The filter().update() will perform an UPDATE of all rows in the server model with that location name.

Given N_l as the number of locations:

better_approach__num_of_queries = 1 + (N_l * 2)

Comparison §

Every server has a unique location §

If every server has a unique location, then N_s == N_l.

# Assume N_s = N_l = 1,000,000
naive_approach__num_of_queries__best_case  = N_s * 2       = 2,000,000
naive_approach__num_of_queries__worst_case = N_s * 3       = 3,000,000
better_approach__num_of_queries            = 1 + (N_l * 2) = 2,000,001

So if every server has a unique location, and every location already exists, then the naïve approach wins by a single query. Though in this case I would question why normalization is even being done? If each location is unique, then there is no need to normalize!

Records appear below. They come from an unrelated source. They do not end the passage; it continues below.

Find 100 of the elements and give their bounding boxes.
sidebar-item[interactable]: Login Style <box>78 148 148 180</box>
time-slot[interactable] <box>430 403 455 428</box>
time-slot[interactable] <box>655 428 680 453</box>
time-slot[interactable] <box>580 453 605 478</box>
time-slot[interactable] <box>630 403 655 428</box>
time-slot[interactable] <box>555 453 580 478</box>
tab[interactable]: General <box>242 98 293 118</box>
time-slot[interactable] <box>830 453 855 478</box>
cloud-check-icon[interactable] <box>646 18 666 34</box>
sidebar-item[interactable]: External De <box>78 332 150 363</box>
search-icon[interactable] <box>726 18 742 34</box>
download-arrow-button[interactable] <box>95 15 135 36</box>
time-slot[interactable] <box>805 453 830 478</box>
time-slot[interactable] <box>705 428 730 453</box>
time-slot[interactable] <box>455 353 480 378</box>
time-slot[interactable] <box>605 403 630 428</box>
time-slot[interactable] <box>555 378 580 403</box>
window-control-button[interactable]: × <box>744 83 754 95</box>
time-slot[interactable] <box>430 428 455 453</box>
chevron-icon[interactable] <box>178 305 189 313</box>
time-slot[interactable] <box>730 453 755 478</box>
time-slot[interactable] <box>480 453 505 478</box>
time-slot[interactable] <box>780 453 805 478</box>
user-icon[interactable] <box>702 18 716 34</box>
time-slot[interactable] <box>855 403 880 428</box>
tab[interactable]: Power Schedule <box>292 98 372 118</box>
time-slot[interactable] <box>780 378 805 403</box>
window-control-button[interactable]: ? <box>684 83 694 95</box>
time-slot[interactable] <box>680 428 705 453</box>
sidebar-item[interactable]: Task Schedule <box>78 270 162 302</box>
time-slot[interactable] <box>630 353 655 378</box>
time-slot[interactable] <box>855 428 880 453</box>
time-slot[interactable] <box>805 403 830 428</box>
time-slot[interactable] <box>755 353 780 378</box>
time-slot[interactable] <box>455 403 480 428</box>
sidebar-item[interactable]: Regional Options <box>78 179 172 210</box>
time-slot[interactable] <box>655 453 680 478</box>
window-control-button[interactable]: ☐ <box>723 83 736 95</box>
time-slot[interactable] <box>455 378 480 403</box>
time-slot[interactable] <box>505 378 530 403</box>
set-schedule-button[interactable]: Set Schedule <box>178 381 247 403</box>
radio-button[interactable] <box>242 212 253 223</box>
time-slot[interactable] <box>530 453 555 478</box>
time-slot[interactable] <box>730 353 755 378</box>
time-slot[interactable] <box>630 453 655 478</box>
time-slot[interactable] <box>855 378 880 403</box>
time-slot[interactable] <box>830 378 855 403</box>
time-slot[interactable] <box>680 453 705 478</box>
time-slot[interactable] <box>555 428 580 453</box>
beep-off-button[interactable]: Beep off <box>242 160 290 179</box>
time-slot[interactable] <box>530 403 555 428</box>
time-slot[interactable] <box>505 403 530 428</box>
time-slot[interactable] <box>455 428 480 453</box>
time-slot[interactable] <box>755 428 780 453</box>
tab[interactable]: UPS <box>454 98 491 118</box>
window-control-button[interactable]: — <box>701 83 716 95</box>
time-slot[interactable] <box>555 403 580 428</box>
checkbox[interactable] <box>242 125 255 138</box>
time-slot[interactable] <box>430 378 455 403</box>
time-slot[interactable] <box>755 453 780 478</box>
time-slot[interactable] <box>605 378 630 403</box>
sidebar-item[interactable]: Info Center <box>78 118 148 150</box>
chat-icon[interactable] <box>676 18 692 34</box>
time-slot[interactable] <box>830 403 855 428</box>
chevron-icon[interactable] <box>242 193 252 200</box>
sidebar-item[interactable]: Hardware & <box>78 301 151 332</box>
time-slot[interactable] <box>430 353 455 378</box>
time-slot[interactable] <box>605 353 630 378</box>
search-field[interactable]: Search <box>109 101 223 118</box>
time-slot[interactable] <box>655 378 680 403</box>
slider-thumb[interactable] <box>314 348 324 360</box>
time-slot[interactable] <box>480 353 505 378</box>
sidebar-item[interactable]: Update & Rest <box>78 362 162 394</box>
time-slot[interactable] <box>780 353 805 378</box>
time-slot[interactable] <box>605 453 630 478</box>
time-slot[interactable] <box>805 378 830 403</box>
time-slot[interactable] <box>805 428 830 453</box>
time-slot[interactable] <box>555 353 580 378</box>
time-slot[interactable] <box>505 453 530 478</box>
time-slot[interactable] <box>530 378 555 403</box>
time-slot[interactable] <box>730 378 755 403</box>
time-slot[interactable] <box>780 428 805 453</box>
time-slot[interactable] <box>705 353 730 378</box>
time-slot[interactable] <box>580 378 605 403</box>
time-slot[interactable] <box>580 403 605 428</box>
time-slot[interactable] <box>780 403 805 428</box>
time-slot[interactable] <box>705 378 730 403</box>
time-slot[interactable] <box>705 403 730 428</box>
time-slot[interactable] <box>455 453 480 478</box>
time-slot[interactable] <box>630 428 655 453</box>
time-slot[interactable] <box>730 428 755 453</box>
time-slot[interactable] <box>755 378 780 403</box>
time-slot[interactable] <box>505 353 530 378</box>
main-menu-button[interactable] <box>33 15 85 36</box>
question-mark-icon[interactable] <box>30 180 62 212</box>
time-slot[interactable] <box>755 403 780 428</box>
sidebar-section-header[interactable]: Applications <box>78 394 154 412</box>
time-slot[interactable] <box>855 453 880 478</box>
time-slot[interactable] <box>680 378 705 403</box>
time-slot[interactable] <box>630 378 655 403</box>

There are 100 servers per location §

In a more typical case, where there are say 100 servers per location, the numbers would look quite different:

# Assume N_s = 1,000,000, and N_l = 10,000
naive_approach__num_of_queries__best_case  = N_s * 2       = 2,000,000
naive_approach__num_of_queries__worst_case = N_s * 3       = 3,000,000
better_approach__num_of_queries            = 1 + (N_l * 2) = 20,001

So in this more typical case, the better approach performs only ~1% the number of queries compared to the naïve approach.

Key points §

When writing Django migrations, take time to consider alternative perspectives that may result in fewer queries.
Calling .save() in a loop is a code smell indicating that a different perspective would probably be more efficient.
Fewer queries being faster is only a rule of thumb. If speed matters, make sure to profile your migrations.
If the amount of data being migrated is sufficiently small, perhaps the naïve approach is good enough.
If the amount of data being migrated is sufficiently big, perhaps the call to .all().values_list(...).distinct() will pull too much data into Python’s memory. Consider chunking the call.